From raw signals to operational insights

One of the biggest improvements after adopting GreptimeDB was the ability to combine SQL queries with Flow (GreptimeDB's built-in stream processing engine) to extract higher-level insights from raw sensor data.

With VictoriaMetrics, D6 was mostly limited to PromQL queries focused on monitoring. With GreptimeDB, they can query historical datasets using SQL and pre-process incoming data with Flow to generate derived indicators.

Here's a practical example. Industrial machines produce detailed electrical measurements. By analyzing a machine's energy signature over time, D6 can infer:

  • Whether a machine is running or idle
  • Operational cycles
  • In some cases, even the type of product being manufactured, based on its electrical consumption pattern

Processing and enriching time-series data directly in the database simplifies their pipeline. They don't need a separate stream processing system, and they can continuously refine these indicators as more data is collected.

Lessons learned

Query performance: non-millisecond time indexes and filter pushdown

D6 noticed that some of their PromQL queries were getting slower over time. After investigating with TQL ANALYZE, they found the root cause: the system was scanning much more data than necessary.

Editor's note: GreptimeDB's PromQL implementation lets you analyze query plans and execution details to diagnose performance issues. See the TQL ANALYZE documentation for details.

The underlying issue: D6's data uses microsecond-precision timestamps, but the PromQL engine works in milliseconds. When the query planner processes a time filter, it inserts a cast projection over the time index to convert timestamps to milliseconds, and places the filter above that projection. The consequence is that the time predicate doesn't get pushed down into the TableScan — SST time-range pruning becomes ineffective, and what should have been a small time-window query degrades into a full table scan.

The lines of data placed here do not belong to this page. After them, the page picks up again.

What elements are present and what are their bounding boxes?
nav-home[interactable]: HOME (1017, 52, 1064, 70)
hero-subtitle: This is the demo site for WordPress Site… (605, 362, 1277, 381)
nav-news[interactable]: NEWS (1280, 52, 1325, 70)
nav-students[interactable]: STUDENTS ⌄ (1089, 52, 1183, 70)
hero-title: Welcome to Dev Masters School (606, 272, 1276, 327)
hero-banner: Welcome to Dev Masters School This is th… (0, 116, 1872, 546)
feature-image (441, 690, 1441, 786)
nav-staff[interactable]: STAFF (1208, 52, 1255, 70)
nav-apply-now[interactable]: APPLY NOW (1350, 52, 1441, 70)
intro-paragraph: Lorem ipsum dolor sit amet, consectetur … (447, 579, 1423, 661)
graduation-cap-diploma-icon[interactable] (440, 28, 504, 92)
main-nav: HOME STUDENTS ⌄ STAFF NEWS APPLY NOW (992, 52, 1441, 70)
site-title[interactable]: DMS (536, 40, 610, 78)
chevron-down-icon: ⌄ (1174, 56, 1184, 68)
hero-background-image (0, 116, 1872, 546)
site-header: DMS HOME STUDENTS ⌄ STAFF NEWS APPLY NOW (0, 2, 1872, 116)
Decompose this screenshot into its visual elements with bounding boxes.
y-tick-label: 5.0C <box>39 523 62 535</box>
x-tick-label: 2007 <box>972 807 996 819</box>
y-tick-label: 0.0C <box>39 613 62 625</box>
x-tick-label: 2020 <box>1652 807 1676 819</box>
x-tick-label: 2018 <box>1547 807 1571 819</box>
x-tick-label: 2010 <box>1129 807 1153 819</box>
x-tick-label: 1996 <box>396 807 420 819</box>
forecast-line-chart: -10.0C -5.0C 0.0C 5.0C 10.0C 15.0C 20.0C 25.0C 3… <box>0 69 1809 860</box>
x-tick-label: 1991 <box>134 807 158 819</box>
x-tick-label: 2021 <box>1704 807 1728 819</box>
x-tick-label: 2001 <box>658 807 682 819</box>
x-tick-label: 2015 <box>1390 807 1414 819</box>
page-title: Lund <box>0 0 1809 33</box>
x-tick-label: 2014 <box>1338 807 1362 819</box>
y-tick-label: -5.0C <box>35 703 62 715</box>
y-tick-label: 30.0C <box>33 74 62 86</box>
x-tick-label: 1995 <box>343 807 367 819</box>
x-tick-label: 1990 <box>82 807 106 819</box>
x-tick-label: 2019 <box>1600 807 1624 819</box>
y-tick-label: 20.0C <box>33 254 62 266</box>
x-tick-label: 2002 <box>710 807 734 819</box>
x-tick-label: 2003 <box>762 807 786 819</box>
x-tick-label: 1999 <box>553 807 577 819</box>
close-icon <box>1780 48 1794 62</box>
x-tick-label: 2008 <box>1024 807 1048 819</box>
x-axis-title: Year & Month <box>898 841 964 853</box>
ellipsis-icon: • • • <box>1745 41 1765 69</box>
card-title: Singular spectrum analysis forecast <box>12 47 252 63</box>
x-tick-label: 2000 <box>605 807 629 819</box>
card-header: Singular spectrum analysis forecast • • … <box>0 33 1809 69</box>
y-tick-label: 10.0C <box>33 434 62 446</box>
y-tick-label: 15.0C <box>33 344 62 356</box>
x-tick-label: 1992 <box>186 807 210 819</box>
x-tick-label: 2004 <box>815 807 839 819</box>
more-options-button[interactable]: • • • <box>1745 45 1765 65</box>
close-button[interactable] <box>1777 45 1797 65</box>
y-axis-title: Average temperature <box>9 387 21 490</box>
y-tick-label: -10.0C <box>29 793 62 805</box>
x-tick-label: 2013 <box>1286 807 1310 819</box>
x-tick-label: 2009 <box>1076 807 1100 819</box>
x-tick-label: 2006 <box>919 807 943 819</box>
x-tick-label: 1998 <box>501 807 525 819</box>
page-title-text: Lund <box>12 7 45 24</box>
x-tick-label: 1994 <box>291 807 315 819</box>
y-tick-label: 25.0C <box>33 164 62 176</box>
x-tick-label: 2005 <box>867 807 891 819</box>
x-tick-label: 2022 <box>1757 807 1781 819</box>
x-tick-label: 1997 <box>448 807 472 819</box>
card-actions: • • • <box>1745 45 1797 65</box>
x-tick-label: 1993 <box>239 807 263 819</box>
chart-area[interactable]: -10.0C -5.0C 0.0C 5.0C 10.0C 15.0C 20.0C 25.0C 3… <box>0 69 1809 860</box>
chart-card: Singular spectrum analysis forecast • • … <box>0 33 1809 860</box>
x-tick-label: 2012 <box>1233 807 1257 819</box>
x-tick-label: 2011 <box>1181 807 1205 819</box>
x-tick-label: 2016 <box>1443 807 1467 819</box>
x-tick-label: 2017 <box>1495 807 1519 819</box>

The resulting plan looks roughly like this:

Filter: timestamp >= TimestampMillisecond(...) AND timestamp <= TimestampMillisecond(...)
  Projection: CAST(metrics.timestamp AS Timestamp(ms)) AS timestamp
    TableScan: metrics [timestamp:Timestamp(ns)]

With the filter sitting above the projection, ScanRequest.filters doesn't carry the time-range predicate, and the storage layer falls back to scanning the full range.

The GreptimeDB team has confirmed this as a bug and is working on a fix. The issue is being tracked in #7913 — if your workload involves non-millisecond time indexes, subscribe to follow progress.

Compatibility: the last mile matters

From D6's perspective, GreptimeDB has made great progress on compatibility, and it shows. Their main feedback: keep improving compatibility with existing ecosystems like PostgreSQL, MySQL, and PromQL.

"Getting those last mile details and edge cases figured out would make it much easier to integrate GreptimeDB into existing workflows and tools."

For a small team that relies on existing tooling and standard clients, compatibility edge cases create real friction. Every edge case that gets fixed is one less workaround to maintain.

Conclusion

D6's use case shows what happens when industrial equipment gets the same observability treatment as cloud infrastructure. Factory machines have always produced signals — electrical patterns, operational cycles, production data. The gap was the lack of tooling to collect, store, and analyze that data the way we do for servers and containers.

GreptimeDB gave D6 a single system that handles both their real-time monitoring needs (PromQL) and their analytical workloads (SQL + Flow) without a complex multi-system stack.

The architecture is designed to scale. GreptimeDB's distributed mode is there when they need it, and the data model they've built — raw sensor signals enriched into operational indicators through Flow — gets more valuable with every machine they add.

As Jacson put it: "Overall, really great work. We're excited to keep building on it."